The runners-up also receive several thousand dollars. I entered the fiction category earlier in the year and am currently writing some poetry which I will submit by the deadline, which is the 1st of May.  I am writing a series of poems about Victoria Stafford, the eight-year-old Woodstock girl who was murdered three years ago.  Her murderer is on trial in London right now and the reports in the paper are so heartbreaking.  I'm not sure why I even read it. I skim the article and then I feel sick and find myself thinking about it constantly during the day.
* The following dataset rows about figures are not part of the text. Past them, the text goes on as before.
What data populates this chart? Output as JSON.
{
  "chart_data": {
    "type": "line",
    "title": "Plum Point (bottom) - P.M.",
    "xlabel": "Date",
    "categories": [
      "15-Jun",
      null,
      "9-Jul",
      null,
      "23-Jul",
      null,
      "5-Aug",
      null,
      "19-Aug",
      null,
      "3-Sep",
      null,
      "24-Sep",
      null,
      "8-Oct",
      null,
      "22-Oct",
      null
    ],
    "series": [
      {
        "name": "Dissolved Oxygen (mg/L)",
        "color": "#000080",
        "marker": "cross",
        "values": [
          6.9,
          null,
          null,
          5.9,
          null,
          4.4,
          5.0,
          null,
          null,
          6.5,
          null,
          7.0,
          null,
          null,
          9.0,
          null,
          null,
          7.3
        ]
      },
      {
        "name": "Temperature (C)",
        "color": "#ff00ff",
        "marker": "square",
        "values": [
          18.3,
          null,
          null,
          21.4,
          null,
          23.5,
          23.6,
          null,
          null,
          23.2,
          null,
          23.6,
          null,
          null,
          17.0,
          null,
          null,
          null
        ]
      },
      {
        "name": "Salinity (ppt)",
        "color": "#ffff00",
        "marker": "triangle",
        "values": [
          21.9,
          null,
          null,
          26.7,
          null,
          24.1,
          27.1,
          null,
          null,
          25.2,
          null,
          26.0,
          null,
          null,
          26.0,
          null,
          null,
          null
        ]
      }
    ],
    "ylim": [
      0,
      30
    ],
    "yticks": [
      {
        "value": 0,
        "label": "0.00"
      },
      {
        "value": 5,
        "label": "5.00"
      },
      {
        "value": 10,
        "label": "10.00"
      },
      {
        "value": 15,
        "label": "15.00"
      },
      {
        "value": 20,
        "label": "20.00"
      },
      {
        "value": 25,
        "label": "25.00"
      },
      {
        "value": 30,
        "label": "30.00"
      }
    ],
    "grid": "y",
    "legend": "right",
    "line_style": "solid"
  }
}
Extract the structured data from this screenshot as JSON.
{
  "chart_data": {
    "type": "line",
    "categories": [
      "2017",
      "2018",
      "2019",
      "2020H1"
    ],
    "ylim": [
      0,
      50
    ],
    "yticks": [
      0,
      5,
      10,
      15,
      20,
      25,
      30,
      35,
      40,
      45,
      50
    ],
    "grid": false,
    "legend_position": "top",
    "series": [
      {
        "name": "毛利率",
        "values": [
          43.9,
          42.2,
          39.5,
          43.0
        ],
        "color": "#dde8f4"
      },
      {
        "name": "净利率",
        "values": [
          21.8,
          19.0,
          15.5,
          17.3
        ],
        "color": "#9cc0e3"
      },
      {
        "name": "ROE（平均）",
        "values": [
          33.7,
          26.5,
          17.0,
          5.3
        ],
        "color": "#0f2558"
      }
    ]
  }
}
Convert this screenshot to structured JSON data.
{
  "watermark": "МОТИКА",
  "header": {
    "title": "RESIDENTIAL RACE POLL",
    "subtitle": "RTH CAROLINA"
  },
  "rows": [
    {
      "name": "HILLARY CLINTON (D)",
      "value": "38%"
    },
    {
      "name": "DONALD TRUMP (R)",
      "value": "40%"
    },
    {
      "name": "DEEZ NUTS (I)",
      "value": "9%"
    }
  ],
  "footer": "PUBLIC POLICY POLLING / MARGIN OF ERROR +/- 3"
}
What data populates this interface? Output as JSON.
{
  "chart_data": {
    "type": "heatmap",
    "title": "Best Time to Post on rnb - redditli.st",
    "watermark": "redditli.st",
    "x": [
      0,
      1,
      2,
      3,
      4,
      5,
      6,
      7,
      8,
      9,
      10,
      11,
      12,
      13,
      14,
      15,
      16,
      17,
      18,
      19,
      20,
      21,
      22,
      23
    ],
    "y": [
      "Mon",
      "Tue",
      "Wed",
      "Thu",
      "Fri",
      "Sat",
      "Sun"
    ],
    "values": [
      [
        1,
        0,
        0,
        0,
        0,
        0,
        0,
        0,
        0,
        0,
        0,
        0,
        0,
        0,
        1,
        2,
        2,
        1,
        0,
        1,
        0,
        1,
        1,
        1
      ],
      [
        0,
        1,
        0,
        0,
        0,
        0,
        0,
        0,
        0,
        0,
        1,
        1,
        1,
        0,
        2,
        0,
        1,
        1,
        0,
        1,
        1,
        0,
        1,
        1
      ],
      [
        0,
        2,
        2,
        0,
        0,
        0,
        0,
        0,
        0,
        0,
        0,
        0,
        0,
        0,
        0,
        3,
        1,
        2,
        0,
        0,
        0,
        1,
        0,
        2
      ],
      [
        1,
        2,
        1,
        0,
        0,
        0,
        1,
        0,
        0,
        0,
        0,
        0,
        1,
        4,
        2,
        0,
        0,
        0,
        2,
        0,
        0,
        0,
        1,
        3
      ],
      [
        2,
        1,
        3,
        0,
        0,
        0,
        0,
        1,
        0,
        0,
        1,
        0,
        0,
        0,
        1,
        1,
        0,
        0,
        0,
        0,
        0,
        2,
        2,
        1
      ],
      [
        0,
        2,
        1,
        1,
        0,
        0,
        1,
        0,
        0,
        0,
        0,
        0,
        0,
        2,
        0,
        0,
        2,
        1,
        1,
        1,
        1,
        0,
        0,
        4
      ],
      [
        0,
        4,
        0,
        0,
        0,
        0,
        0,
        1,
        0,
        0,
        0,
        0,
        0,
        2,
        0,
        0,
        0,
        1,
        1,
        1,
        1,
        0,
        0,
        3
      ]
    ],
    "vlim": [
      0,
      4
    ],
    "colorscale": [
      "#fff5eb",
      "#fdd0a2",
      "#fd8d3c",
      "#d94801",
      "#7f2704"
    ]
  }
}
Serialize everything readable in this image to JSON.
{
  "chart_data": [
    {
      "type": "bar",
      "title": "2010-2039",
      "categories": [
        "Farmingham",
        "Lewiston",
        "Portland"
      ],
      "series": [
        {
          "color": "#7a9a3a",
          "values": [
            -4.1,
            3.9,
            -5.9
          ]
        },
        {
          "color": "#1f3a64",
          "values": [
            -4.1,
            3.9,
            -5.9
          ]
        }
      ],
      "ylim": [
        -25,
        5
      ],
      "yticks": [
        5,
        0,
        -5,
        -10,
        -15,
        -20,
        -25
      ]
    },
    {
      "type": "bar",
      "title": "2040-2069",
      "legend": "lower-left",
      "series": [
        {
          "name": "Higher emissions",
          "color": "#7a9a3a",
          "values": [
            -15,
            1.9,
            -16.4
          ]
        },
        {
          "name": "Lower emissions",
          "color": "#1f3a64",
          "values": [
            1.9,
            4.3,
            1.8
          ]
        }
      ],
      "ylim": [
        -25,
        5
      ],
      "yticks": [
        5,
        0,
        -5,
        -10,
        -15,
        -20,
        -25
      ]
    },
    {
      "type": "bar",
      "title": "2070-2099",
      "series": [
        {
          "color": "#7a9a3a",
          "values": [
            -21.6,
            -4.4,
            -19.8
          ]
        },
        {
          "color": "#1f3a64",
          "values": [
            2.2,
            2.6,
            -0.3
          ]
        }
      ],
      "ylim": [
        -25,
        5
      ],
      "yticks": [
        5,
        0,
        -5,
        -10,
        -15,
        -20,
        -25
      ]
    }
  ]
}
This cannot be good.  Such lack of humanity and sadistic tendencies in her murderers; I think this child needs to be remembered differently.  My poems will not be graphic or disturbing; I am going to try to write about her death and life using different points of view.  I'll admit that the subject is unsettling and I can't actually believe that I am writing about it, but I think it can be done and done well.  Whether I am the poet to do this is another subject of course, but I'll try.  Jack Kerouac's advice is to write "only what kicks you and keeps you overtime awake..." and while he is referring to something that is joyous, I think that the opposite also holds true.

Canada Writes also hosted another writing contest recently - the April Fool's Apology Twitter Challenge.  Yes, this Luddite signed up for Twitter and figured out how to tweet.  Wretched Twitter; I am of the opinion that most people over the age of 35 are clueless.  From what I have gleaned from my interactions with Twitter, one can get realtime updates from celebrities, groups, politicians, authors etc. that one "follows".  All of these updates are less than 140 characters in length and you can get them sent to your mobile device.  I don't really get the Twitter phenomenon; obviously, it's not for me as I can't think of anyone that I need real time updates from except for maybe my family; however, I can apply this same logic to Farcebook and I am still a sucker for that, as embarrassing as it is to admit.

I entered the April Fool's contest and CW actually liked one of my submissions.  This is the one that is included on the long-list:

I'm sorry for yelling "JIM" during our lovemaking. I thought you'd laugh. I shouldn't have worn your Mom's wig either. Sorry. #canadawrites

I read a bunch of my other submissions to the family around the dinner table last night and while RB liked this one the best, the kiddies liked:

How was I supposed to know that you had a maggot phobia? I didn't mean for you to actually eat one! Forgive me? Kisses.

We'll see if I make the shortlist.

My husband is a teacher at Saunders Secondary and every year, the school mounts a Cancer Campaign.  In 2011, the school set a new record by raising almost $63 000.00! That's amazing.  Some of the hardworking students at the school have made a video which they've posted to Youtube:

Richard is featured at 3:15, for those who do not wish to watch the video in its entirety.  I think that these students have done a fabulous job!  I hope that they kick cancer's ass!